I’ll say it again: In the 737 Max, the engine nacelles themselves can, at high angles of attack, work as a wing and produce lift. And the lift they produce is well ahead of the wing’s center of lift, meaning the nacelles will cause the 737 Max at a high angle of attack to go to a higher angle of attack. This is aerodynamic malpractice of the worst kind.

It is very interesting to hear from someone who knows this space what the 737 Max was trying to achieve in it’s design.

In a pinch, a human pilot could just look out the windshield to confirm visually and directly that, no, the aircraft is not pitched up dangerously. That’s the ultimate check and should go directly to the pilot’s ultimate sovereignty. Unfortunately, the current implementation of MCAS denies that sovereignty. It denies the pilots the ability to respond to what’s before their own eyes.

So Boeing essentially had unworkable hardware and said Hey, we’ll fix it in the software!”. But then the software doesn’t let the pilot work the way all other planes let them work.

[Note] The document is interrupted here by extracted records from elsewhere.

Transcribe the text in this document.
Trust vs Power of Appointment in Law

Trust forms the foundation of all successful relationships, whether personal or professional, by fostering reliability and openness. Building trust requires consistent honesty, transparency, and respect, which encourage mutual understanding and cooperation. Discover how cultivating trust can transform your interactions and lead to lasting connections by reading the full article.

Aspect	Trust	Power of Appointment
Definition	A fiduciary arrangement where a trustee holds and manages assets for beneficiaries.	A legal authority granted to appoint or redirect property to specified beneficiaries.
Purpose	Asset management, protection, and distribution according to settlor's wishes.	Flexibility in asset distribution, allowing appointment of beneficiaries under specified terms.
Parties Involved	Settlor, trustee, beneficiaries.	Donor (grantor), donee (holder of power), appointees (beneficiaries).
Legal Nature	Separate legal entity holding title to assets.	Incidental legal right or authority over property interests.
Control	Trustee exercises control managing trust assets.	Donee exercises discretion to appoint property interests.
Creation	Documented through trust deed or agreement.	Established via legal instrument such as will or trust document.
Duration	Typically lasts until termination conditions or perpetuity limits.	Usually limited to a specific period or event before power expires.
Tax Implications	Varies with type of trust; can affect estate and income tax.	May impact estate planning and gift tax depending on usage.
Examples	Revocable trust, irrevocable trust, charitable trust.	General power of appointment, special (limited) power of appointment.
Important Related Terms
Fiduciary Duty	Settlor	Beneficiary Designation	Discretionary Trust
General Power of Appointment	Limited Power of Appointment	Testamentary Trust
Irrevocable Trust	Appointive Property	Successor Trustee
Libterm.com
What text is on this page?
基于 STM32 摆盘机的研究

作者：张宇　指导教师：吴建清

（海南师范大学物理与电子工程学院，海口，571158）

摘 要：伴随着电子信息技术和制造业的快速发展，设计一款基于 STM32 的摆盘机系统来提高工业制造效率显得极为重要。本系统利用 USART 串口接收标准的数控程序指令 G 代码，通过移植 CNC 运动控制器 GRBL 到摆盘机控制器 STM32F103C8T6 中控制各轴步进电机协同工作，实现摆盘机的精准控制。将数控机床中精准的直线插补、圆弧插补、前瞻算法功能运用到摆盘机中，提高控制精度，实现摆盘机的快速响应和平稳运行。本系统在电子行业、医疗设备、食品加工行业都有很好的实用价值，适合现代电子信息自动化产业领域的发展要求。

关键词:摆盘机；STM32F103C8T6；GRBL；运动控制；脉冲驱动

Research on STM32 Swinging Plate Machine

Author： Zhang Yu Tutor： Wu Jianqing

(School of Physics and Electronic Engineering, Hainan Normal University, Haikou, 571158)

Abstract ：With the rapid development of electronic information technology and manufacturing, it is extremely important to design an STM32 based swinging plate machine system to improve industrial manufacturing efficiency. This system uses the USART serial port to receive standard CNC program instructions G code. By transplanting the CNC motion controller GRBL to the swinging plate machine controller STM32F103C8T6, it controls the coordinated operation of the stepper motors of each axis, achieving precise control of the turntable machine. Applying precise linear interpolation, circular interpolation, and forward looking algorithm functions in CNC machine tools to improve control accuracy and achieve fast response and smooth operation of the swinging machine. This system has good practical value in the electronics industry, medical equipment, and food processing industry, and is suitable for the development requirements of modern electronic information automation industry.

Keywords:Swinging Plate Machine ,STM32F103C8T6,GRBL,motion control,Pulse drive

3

So Boeing produced a dynamically unstable airframe, the 737 Max. That is big strike No. 1. Boeing then tried to mask the 737’s dynamic instability with a software system. Big strike No. 2. Finally, the software relied on systems known for their propensity to fail (angle-of-attack indicators) and did not appear to include even rudimentary provisions to cross-check the outputs of the angle-of-attack sensor against other sensors, or even the other angle-of-attack sensor. Big strike No. 3.

Anyone writing software that can mean life and death should make sure to learn from this situation.